Uncertainty about the future of the Trans Pacific Partnership has prompted a former American trade representative to urge the 12 countries involved to go back to the negotiating table.
The best hope for its passage in its present form appears to be if United States President Barack Obama can steer it through Congress in the lame duck session before the new president takes office. The Republican and Democrat contenders - Donald Trump and Hillary Clinton - are opposed to the TPP.
But time is running out.
With influential Republicans demanding concessions before they will back it, a former US trade representative Clayton Yeutter said the TPP will fail in the US unless the other countries make concessions, including accepting longer monopoly protection periods for next generation drugs called biologics.
"I think it will be a relatively confined negotiation but I do believe it has to happen or the votes will not be there."
Mr Yeutter said New Zealand could, in turn, push for greater dairy access.
Dairy Companies Association of New Zealand chairman Malcolm Bailey said while he would like better access in what was a disappointing outcome for the dairy industry, he feared reopening the TPP would lead to the deal unravelling completely.
"That in effect could take you back to the start line.
"Every player could say ''e want to undo some of this and have another go'. And the timeline on that extends to who knows what. So we believe it's best to just box on with what has been negotiated," Mr Bailey said.
The New Zealand government is standing firm.
"All TPP signatories, including the United States, have been clear that the agreement is not open to re-negotiation. TPP reflects a carefully-balanced outcome that will deliver economic benefit for each and every member. I see no reason for New Zealand to change its position," said Trade Minister Todd McClay.
New Zealand is also part of talks to secure an Asian trade deal - the Regional Comprehensive Economic Partnership - that includes China, but not the US.
Mr Yeutter worries that the US risks handing China the initiative in setting future trade rules.
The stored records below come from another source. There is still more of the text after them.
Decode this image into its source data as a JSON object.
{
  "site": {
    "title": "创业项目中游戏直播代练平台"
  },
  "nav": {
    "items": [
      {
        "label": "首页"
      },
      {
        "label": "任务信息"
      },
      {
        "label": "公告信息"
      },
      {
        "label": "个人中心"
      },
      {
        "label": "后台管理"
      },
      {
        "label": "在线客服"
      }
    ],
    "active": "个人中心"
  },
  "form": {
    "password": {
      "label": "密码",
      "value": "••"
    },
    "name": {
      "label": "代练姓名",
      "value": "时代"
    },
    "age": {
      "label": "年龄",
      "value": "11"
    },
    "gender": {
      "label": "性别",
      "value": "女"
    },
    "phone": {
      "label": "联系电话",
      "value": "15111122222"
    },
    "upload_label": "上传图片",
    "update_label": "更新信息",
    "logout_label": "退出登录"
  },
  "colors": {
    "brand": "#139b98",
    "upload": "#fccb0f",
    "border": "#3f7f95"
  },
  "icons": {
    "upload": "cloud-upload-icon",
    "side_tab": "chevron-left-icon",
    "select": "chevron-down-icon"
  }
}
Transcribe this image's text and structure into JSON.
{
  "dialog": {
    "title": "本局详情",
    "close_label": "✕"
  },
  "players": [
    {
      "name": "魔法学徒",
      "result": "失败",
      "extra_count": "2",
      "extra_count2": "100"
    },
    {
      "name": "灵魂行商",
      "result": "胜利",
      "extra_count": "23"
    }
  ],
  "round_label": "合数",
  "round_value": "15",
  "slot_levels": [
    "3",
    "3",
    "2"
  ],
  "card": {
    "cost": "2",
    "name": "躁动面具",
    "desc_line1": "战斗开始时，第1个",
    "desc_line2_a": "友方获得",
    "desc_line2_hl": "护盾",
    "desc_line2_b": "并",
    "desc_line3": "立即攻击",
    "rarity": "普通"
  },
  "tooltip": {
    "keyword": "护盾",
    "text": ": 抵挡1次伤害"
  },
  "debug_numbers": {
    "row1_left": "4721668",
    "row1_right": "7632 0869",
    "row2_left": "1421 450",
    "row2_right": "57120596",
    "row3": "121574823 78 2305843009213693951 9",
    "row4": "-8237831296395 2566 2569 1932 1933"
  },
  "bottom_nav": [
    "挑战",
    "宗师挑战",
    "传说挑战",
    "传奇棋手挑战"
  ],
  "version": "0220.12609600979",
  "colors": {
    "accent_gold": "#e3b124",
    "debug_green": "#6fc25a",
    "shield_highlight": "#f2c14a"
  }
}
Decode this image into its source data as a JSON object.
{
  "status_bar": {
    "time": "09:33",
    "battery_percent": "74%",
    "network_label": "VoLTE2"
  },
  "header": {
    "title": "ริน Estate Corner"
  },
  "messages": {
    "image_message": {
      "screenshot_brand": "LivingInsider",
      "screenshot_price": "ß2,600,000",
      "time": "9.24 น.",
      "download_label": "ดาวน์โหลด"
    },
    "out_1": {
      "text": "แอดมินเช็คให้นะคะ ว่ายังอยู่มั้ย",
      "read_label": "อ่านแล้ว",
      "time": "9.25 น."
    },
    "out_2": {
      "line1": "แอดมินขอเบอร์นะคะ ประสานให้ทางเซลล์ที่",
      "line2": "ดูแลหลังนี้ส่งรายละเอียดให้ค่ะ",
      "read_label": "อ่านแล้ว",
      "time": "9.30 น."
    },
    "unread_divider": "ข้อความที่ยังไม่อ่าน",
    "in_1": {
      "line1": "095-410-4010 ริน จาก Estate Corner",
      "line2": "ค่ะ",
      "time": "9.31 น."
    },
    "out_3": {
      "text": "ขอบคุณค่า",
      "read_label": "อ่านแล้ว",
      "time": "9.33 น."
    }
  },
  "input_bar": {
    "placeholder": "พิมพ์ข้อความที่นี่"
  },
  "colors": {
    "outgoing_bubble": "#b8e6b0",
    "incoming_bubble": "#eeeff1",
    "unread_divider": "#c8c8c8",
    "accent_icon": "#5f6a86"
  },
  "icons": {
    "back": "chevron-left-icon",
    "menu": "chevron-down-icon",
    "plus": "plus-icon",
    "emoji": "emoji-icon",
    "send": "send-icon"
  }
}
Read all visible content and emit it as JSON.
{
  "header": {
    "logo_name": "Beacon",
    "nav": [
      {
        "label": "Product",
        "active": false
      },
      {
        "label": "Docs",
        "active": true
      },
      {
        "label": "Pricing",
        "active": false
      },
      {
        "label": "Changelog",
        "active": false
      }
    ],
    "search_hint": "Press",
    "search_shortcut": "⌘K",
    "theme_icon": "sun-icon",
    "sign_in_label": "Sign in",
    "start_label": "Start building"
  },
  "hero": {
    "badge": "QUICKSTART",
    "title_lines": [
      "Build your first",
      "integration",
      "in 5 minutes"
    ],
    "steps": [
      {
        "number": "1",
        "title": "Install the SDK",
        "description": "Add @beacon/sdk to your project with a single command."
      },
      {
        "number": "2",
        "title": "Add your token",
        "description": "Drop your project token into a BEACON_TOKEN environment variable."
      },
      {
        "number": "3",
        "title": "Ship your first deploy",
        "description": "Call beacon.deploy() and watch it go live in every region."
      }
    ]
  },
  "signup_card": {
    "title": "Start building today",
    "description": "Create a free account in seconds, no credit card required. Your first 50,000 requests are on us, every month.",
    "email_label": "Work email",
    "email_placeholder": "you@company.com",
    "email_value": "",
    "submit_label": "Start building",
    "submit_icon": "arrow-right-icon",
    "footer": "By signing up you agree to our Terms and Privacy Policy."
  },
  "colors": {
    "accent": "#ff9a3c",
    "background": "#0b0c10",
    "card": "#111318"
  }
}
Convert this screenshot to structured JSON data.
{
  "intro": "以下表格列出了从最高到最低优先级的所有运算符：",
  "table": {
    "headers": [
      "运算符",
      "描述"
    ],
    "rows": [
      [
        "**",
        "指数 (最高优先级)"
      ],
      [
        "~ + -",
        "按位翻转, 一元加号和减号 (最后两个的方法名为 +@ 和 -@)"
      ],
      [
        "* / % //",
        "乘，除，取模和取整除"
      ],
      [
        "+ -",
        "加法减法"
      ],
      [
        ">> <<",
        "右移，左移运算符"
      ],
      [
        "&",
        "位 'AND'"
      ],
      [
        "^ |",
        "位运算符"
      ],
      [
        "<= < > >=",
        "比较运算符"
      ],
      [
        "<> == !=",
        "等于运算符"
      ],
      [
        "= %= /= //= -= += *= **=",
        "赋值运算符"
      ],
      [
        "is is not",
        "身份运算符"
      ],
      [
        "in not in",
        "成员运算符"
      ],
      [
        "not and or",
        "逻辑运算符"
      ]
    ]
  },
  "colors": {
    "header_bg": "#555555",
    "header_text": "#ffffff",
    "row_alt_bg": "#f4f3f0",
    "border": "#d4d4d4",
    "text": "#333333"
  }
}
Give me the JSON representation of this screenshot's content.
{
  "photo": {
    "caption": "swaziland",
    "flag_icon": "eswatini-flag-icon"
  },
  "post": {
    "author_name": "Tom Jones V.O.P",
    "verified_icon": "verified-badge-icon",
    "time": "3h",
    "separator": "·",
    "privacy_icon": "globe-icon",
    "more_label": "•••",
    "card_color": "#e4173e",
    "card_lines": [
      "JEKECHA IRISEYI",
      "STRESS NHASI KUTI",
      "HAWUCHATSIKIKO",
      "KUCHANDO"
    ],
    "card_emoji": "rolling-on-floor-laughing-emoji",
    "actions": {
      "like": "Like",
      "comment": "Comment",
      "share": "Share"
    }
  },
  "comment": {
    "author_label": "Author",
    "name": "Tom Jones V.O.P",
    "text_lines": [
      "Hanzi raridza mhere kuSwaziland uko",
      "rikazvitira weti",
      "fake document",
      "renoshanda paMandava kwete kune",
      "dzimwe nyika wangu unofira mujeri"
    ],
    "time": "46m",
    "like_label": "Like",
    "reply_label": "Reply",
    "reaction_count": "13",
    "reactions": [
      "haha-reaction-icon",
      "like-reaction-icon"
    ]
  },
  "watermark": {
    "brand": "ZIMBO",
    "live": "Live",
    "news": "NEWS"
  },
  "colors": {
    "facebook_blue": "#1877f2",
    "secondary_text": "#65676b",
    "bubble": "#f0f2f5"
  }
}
"In my view, it would set the US back enormously and obviously work for the benefit of China.
"A lot of the Asian countries would immediately say to themselves what are we going to have to do to get along with China? Do we need to join with them in a trade agreement?" Mr Yeutter said.
Asian Trade Centre executive director Deborah Elms said the US was in danger of damaging its ability to negotiate free trade deals if TPP failed.
"Washington has this sense that somehow you cannot do the TPP, and everybody else will continue to negotiate with Washington. I think that's a mistake.
"I think if the TPP doesn't pass, I don't see why New Zealand would ever, at least in the near term, sit down with the Americans and negotiate on any other important trade deals. Because why would New Zealand do that? Why would Australia do that? Why would Japan do that?
"They've just been badly burned by the United States on an agreement that is largely in the US interest as it is," Dr Elms said.
Public Citizen's Global Trade Watch director Lori Wallach points out polls show Americans are not opposed to free trade, but are against corporates having too much power over governments.
She thinks TPP can be done under Hillary Clinton, but it'll be one without investors suing governments or longer patent protection periods for drugs.
"I believe she'd be keen to have an agreement amongst Pacific rim countries but not one that has many of the specific things that the TPP has," said Ms Wallach.
"She would have to make some pretty sizeable changes to come up with an agreement."
Ms Wallach doesn't expect the TPP will be a priority for Mrs Clinton if she does become president, and it could be at least two years before there's any movement to restart talks.